Srinagar
The high-end Positron Emission Tomography (PeT) Scan machine with estimated worth Rs 14 crore, made operational in SKIMS, Soura early this year for the convenience of cancer patients, was partly funded by various Members of the Parliament (Rajya Sabha). Interestingly, neither of them was from Kashmir. Dr Karan Singh is the only MP who has contributed half a crore rupees to the project.
The revelation is based on a document sourced from Ministry of Statistics and Programme Implementation, according to TV reporter Shuja-ul-Haq, who put the document on his FB wall. The contributors are actors, crickets, journalists and hardcore politicians who lack any direct or indirect interest in the politics of Kashmir unlike Ghulam Nabi Azad, for instance, who has been a former Chief Minister and is leading the Congress in the House of Elders.
Those who contributed to getting Kashmir the first ever PET scan included former Prime Minister Dr Manmohan Singh.
The document suggests that one crore rupees each was contributed from their official funds by former editor H K Dua, K. Parasaran, Mohsina Kidwai, and Rekha Ganeshan.
Half a crore rupees each came from A K Antony, B Jayashree, C P Narayanan, Jharna Das Baidya, Dr Karan Singh, Dr Manmohan Singh, P Kannan, P J Kurien, Parvez Hashmi, Sachin Tendulkar, Sitaram Yechury and T K Rangarajan.
Members Ashwini Kumar, Avinash Pande, M Venkaiah Naidu, Parimal Nathwani, and Rajkumar Dhoot contributed Rs 25 lakh each and Rs 30 lakh came from D Bandyopadhyay.
Besides, a million rupees each came from Avinash Rai Khanna, Dilipbhai Pandya, and Janardhan Dwivedi.
“Did u know who paid for the first PeT scan machine for thousands of cancer patients in Kashmir?,” Haq wrote on his wall. “20 Indian parliamentarians from states like Kerala, Tripura, TN, Bengal even Chhattisgarh & Jharkhand. Amazing not a single rupee has given by the state’s own MP’s.”
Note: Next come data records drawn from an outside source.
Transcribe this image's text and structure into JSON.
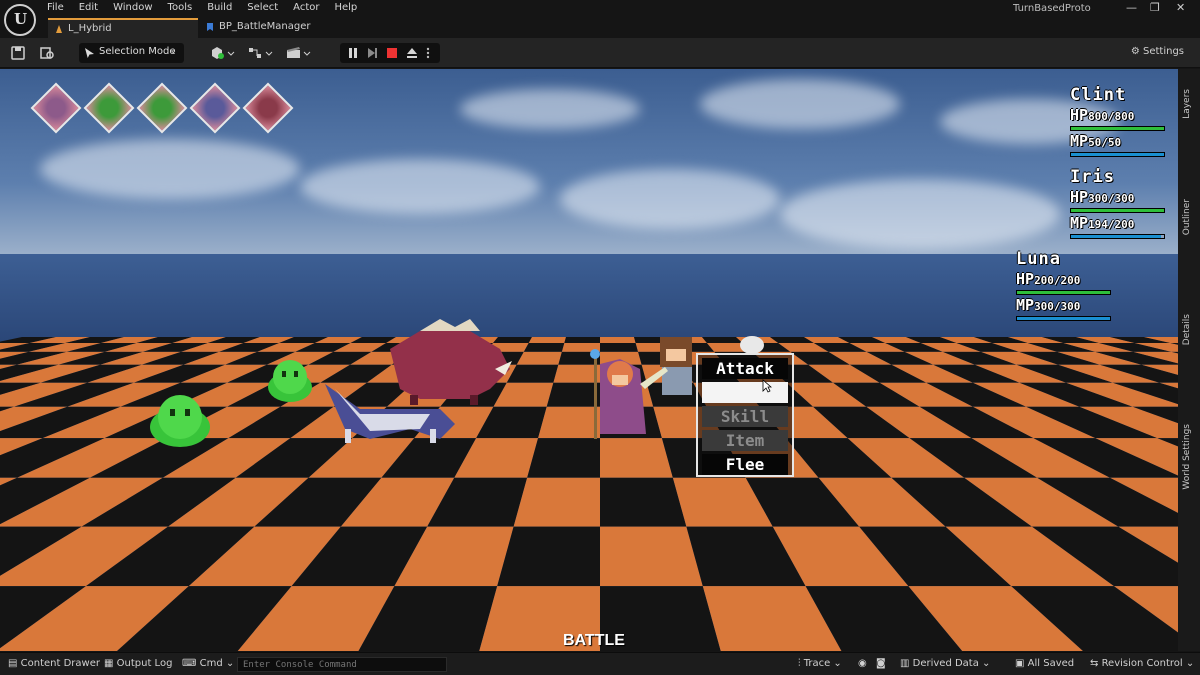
{
  "app": {
    "logo_letter": "U",
    "project_name": "TurnBasedProto"
  },
  "menu": [
    "File",
    "Edit",
    "Window",
    "Tools",
    "Build",
    "Select",
    "Actor",
    "Help"
  ],
  "window_controls": {
    "minimize": "—",
    "restore": "❐",
    "close": "✕"
  },
  "tabs": [
    {
      "label": "L_Hybrid",
      "active": true
    },
    {
      "label": "BP_BattleManager",
      "active": false
    }
  ],
  "toolbar": {
    "selection_mode": "Selection Mode",
    "settings_label": "Settings"
  },
  "turn_order": [
    {
      "name": "mage-portrait",
      "color": "#8d5a8a"
    },
    {
      "name": "slime-portrait",
      "color": "#3d9a3a"
    },
    {
      "name": "slime-portrait",
      "color": "#3d9a3a"
    },
    {
      "name": "wolf-portrait",
      "color": "#5a5a9a"
    },
    {
      "name": "boar-portrait",
      "color": "#8a3a4a"
    }
  ],
  "party": [
    {
      "name": "Clint",
      "hp": "800/800",
      "mp": "50/50",
      "hp_fill": 1.0,
      "mp_fill": 1.0
    },
    {
      "name": "Iris",
      "hp": "300/300",
      "mp": "194/200",
      "hp_fill": 1.0,
      "mp_fill": 0.97
    },
    {
      "name": "Luna",
      "hp": "200/200",
      "mp": "300/300",
      "hp_fill": 1.0,
      "mp_fill": 1.0
    }
  ],
  "stat_labels": {
    "hp": "HP",
    "mp": "MP"
  },
  "command_menu": [
    {
      "label": "Attack",
      "state": "normal"
    },
    {
      "label": "",
      "state": "hover"
    },
    {
      "label": "Skill",
      "state": "disabled"
    },
    {
      "label": "Item",
      "state": "disabled"
    },
    {
      "label": "Flee",
      "state": "normal"
    }
  ],
  "battle_label": "BATTLE",
  "side_tabs": [
    "Layers",
    "Outliner",
    "Details",
    "World Settings"
  ],
  "statusbar": {
    "content_drawer": "Content Drawer",
    "output_log": "Output Log",
    "cmd": "Cmd",
    "console_placeholder": "Enter Console Command",
    "trace": "Trace",
    "derived_data": "Derived Data",
    "all_saved": "All Saved",
    "revision_control": "Revision Control"
  },
  "colors": {
    "hp_bar": "#2fbf3a",
    "mp_bar": "#1a8fd0",
    "tab_accent": "#e39c3c",
    "floor_orange": "#d9783a",
    "floor_dark": "#141414"
  }
}
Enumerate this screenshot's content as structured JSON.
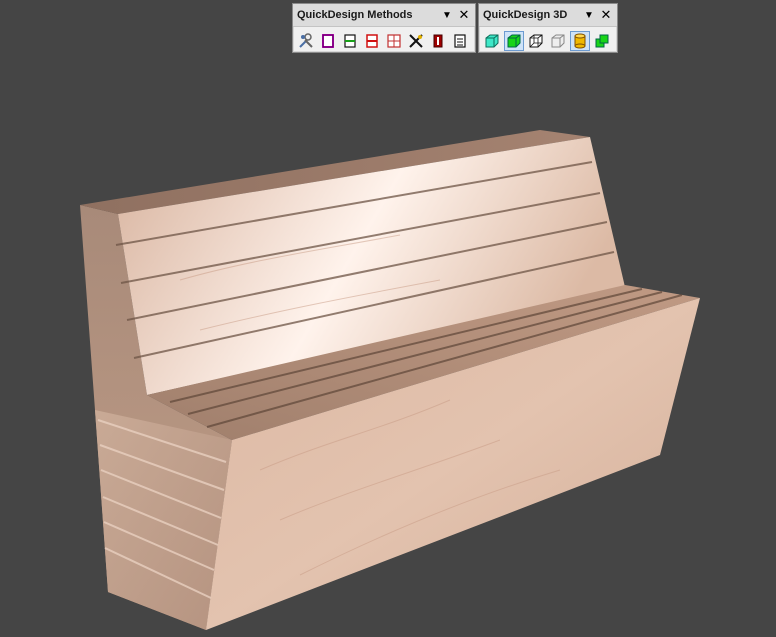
{
  "viewport": {
    "background": "#454545",
    "scene": "wooden-bench-3d-model"
  },
  "toolbars": [
    {
      "title": "QuickDesign Methods",
      "buttons": [
        {
          "icon": "tools-icon"
        },
        {
          "icon": "frame-magenta-icon"
        },
        {
          "icon": "horizontal-divide-icon"
        },
        {
          "icon": "horizontal-divide-red-icon"
        },
        {
          "icon": "grid-divide-icon"
        },
        {
          "icon": "pin-cross-icon"
        },
        {
          "icon": "vertical-panel-icon"
        },
        {
          "icon": "drawer-icon"
        }
      ]
    },
    {
      "title": "QuickDesign 3D",
      "buttons": [
        {
          "icon": "cyan-box-icon"
        },
        {
          "icon": "green-box-icon",
          "active": true
        },
        {
          "icon": "wireframe-box-icon"
        },
        {
          "icon": "hidden-line-box-icon"
        },
        {
          "icon": "cylinder-icon",
          "active": true
        },
        {
          "icon": "stacked-boxes-icon"
        }
      ]
    }
  ],
  "colors": {
    "accent": "#6d9bd1",
    "wood": "#d9b49c"
  }
}
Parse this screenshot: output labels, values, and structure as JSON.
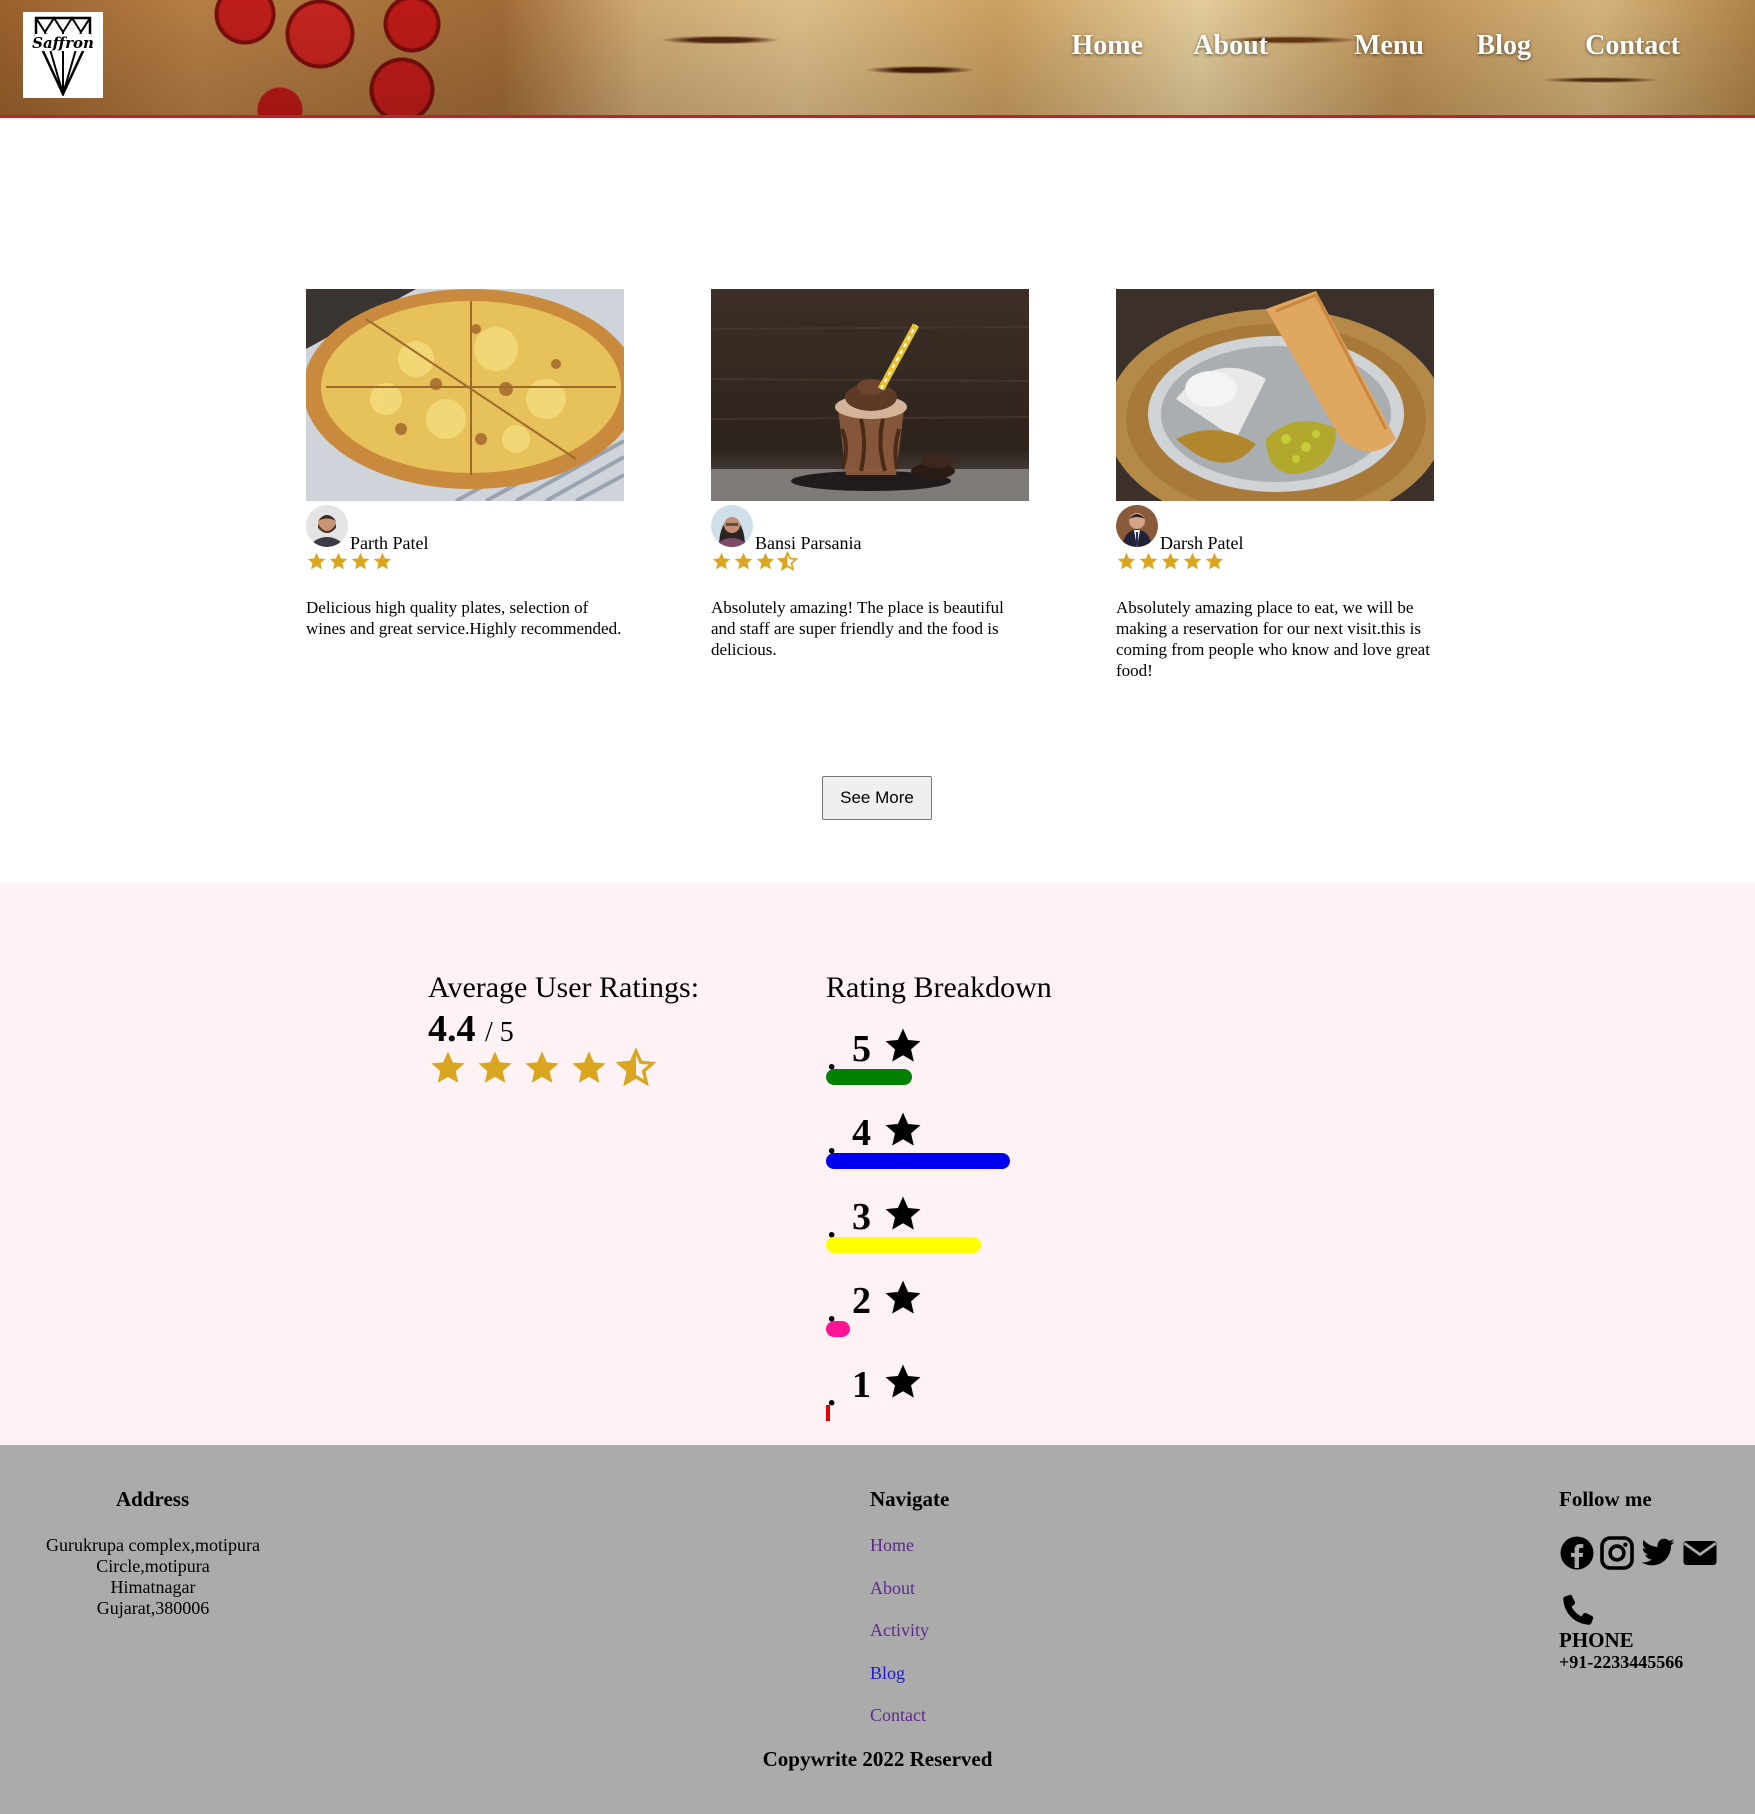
{
  "header": {
    "logo_text": "Saffron",
    "nav": [
      {
        "label": "Home"
      },
      {
        "label": "About"
      },
      {
        "label": "Menu"
      },
      {
        "label": "Blog"
      },
      {
        "label": "Contact"
      }
    ]
  },
  "reviews": [
    {
      "image_icon": "pizza-photo",
      "name": "Parth Patel",
      "rating": 4,
      "text": "Delicious high quality plates, selection of wines and great service.Highly recommended."
    },
    {
      "image_icon": "milkshake-photo",
      "name": "Bansi Parsania",
      "rating": 3.5,
      "text": "Absolutely amazing! The place is beautiful and staff are super friendly and the food is delicious."
    },
    {
      "image_icon": "dosa-thali-photo",
      "name": "Darsh Patel",
      "rating": 5,
      "text": "Absolutely amazing place to eat, we will be making a reservation for our next visit.this is coming from people who know and love great food!"
    }
  ],
  "see_more_label": "See More",
  "ratings": {
    "average_title": "Average User Ratings:",
    "average_value": "4.4",
    "average_out_of": "/ 5",
    "average_stars": 4.5,
    "breakdown_title": "Rating Breakdown",
    "breakdown": [
      {
        "stars": "5",
        "fraction": 0.47,
        "color": "#008000"
      },
      {
        "stars": "4",
        "fraction": 1.0,
        "color": "#0000ee"
      },
      {
        "stars": "3",
        "fraction": 0.84,
        "color": "#ffff00"
      },
      {
        "stars": "2",
        "fraction": 0.13,
        "color": "#ff1493"
      },
      {
        "stars": "1",
        "fraction": 0.02,
        "color": "#e00000"
      }
    ],
    "star_color": "#daa520"
  },
  "footer": {
    "address_heading": "Address",
    "address_lines": [
      "Gurukrupa complex,motipura",
      "Circle,motipura",
      "Himatnagar",
      "Gujarat,380006"
    ],
    "navigate_heading": "Navigate",
    "nav_links": [
      {
        "label": "Home"
      },
      {
        "label": "About"
      },
      {
        "label": "Activity"
      },
      {
        "label": "Blog"
      },
      {
        "label": "Contact"
      }
    ],
    "follow_heading": "Follow me",
    "social_icons": [
      "facebook-icon",
      "instagram-icon",
      "twitter-icon",
      "email-icon"
    ],
    "phone_label": "PHONE",
    "phone_number": "+91-2233445566",
    "copyright": "Copywrite 2022 Reserved"
  }
}
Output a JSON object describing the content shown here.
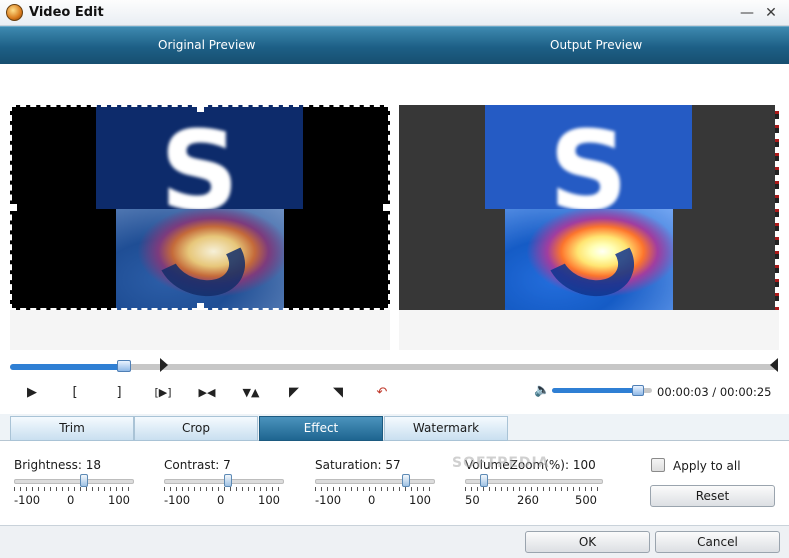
{
  "window": {
    "title": "Video Edit",
    "minimize_icon": "minimize-icon",
    "close_icon": "close-icon"
  },
  "preview": {
    "original_label": "Original Preview",
    "output_label": "Output Preview",
    "logo_letter": "S",
    "timeline_progress": 0.15
  },
  "controls": {
    "play_icon": "play-icon",
    "set_start_icon": "bracket-left-icon",
    "set_end_icon": "bracket-right-icon",
    "icons": [
      "play-icon",
      "mark-in-icon",
      "mark-out-icon",
      "next-frame-icon",
      "prev-frame-icon",
      "flip-vertical-icon",
      "rotate-left-icon",
      "rotate-right-icon",
      "undo-icon"
    ],
    "volume_icon": "speaker-icon",
    "volume_level": 0.86,
    "time_current": "00:00:03",
    "time_separator": " / ",
    "time_total": "00:00:25"
  },
  "tabs": [
    {
      "label": "Trim",
      "active": false
    },
    {
      "label": "Crop",
      "active": false
    },
    {
      "label": "Effect",
      "active": true
    },
    {
      "label": "Watermark",
      "active": false
    }
  ],
  "effect": {
    "brightness": {
      "label": "Brightness: 18",
      "min": "-100",
      "mid": "0",
      "max": "100",
      "value": 18,
      "range": [
        -100,
        100
      ]
    },
    "contrast": {
      "label": "Contrast: 7",
      "min": "-100",
      "mid": "0",
      "max": "100",
      "value": 7,
      "range": [
        -100,
        100
      ]
    },
    "saturation": {
      "label": "Saturation: 57",
      "min": "-100",
      "mid": "0",
      "max": "100",
      "value": 57,
      "range": [
        -100,
        100
      ]
    },
    "volume_zoom": {
      "label": "VolumeZoom(%): 100",
      "min": "50",
      "mid": "260",
      "max": "500",
      "value": 100,
      "range": [
        50,
        500
      ]
    },
    "apply_to_all_label": "Apply to all",
    "apply_to_all_checked": false,
    "reset_label": "Reset"
  },
  "footer": {
    "ok_label": "OK",
    "cancel_label": "Cancel"
  },
  "watermark_text": "SOFTPEDIA"
}
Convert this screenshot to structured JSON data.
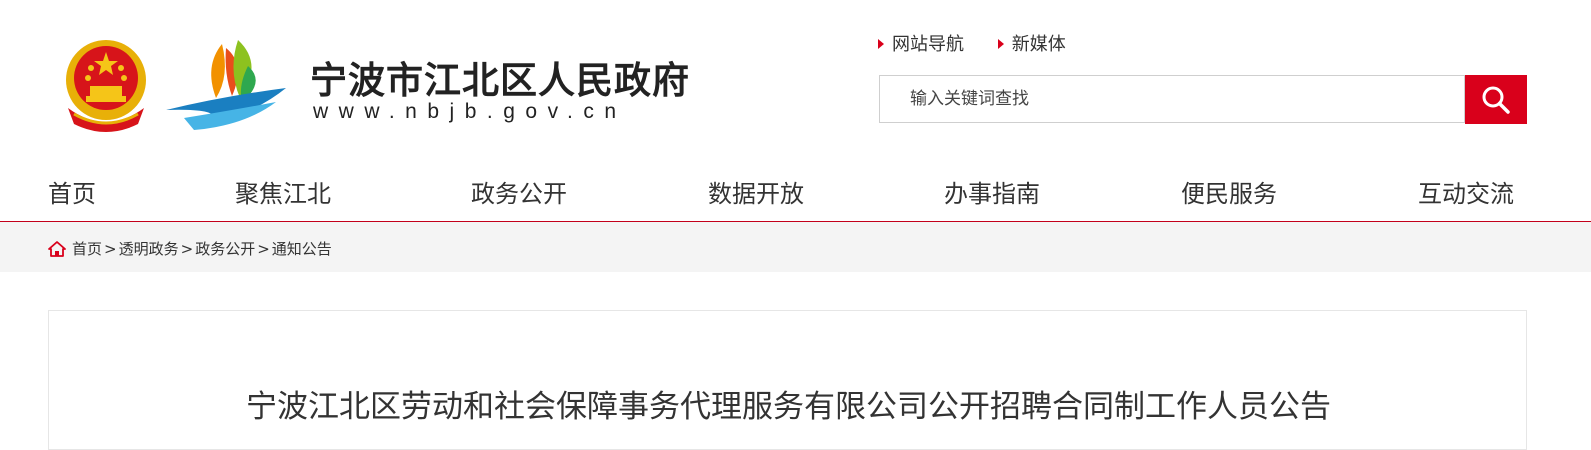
{
  "header": {
    "site_title": "宁波市江北区人民政府",
    "site_url": "www.nbjb.gov.cn",
    "quick_links": [
      {
        "label": "网站导航"
      },
      {
        "label": "新媒体"
      }
    ],
    "search": {
      "placeholder": "输入关键词查找"
    }
  },
  "nav": {
    "items": [
      {
        "label": "首页"
      },
      {
        "label": "聚焦江北"
      },
      {
        "label": "政务公开"
      },
      {
        "label": "数据开放"
      },
      {
        "label": "办事指南"
      },
      {
        "label": "便民服务"
      },
      {
        "label": "互动交流"
      }
    ]
  },
  "breadcrumb": {
    "items": [
      {
        "label": "首页"
      },
      {
        "label": "透明政务"
      },
      {
        "label": "政务公开"
      },
      {
        "label": "通知公告"
      }
    ],
    "separator": ">"
  },
  "article": {
    "title": "宁波江北区劳动和社会保障事务代理服务有限公司公开招聘合同制工作人员公告"
  },
  "colors": {
    "accent": "#d9001b",
    "nav_border": "#c3001a",
    "breadcrumb_bg": "#f4f4f4"
  },
  "icons": [
    "national-emblem-icon",
    "jiangbei-logo-icon",
    "search-icon",
    "home-icon",
    "triangle-bullet-icon"
  ]
}
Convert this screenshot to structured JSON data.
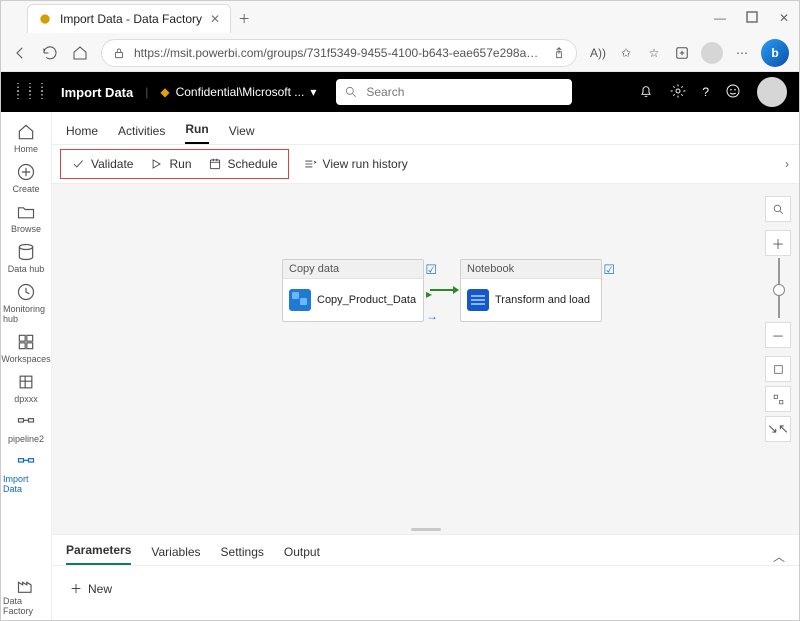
{
  "browser": {
    "tab_title": "Import Data - Data Factory",
    "url": "https://msit.powerbi.com/groups/731f5349-9455-4100-b643-eae657e298a4/pip..."
  },
  "header": {
    "workspace_title": "Import Data",
    "sensitivity": "Confidential\\Microsoft ...",
    "sens_toggle": "▾",
    "search_placeholder": "Search"
  },
  "leftnav": {
    "items": [
      {
        "label": "Home"
      },
      {
        "label": "Create"
      },
      {
        "label": "Browse"
      },
      {
        "label": "Data hub"
      },
      {
        "label": "Monitoring hub"
      },
      {
        "label": "Workspaces"
      },
      {
        "label": "dpxxx"
      },
      {
        "label": "pipeline2"
      },
      {
        "label": "Import Data"
      }
    ],
    "footer": "Data Factory"
  },
  "tabs": {
    "items": [
      "Home",
      "Activities",
      "Run",
      "View"
    ],
    "active": 2
  },
  "toolbar": {
    "validate": "Validate",
    "run": "Run",
    "schedule": "Schedule",
    "history": "View run history"
  },
  "nodes": {
    "copy": {
      "type": "Copy data",
      "name": "Copy_Product_Data"
    },
    "note": {
      "type": "Notebook",
      "name": "Transform and load"
    }
  },
  "panel": {
    "tabs": [
      "Parameters",
      "Variables",
      "Settings",
      "Output"
    ],
    "active": 0,
    "new": "New"
  }
}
Health Minister Bali Baghat earlier said the PET scan facility cost the government Rs 23 crore. It started operating in the hospital on January 7.
Cancer patients, apparently on rise, according to lawmakers, were facing crippling diagnostic problem in absence of a PET scan. They were usually going to Delhi for the test. This facility has reduced the patients outflow to Delhi for the test.
“We are running the machine for most of the week and usually we scan five to seven patients,” a senior executive at SKIMS said. “We are trying to keep it open all the seven days given the demand.”
Dr Omar Javed Shah, the Director SKIMS said they have booked the expenditure of Rs 13.86 crore in phase one. “Of this MPs donated Rs 7.36 crore and rest was from the SKIMS and the state government,” Dr Shah said. “In the second phase, we are procuring another related machine Cyclotron that would cost Rs 12 crore and the process is already is the fast forward stage.”
“Right now we are sourcing the isotopes from outside on weekly basis and we are in the process of acquiring a system that we will be able to generate it within the hospital but it will take some time,” another senior executive of SKIMS said. The executive said the results are excellent to the best of the industry.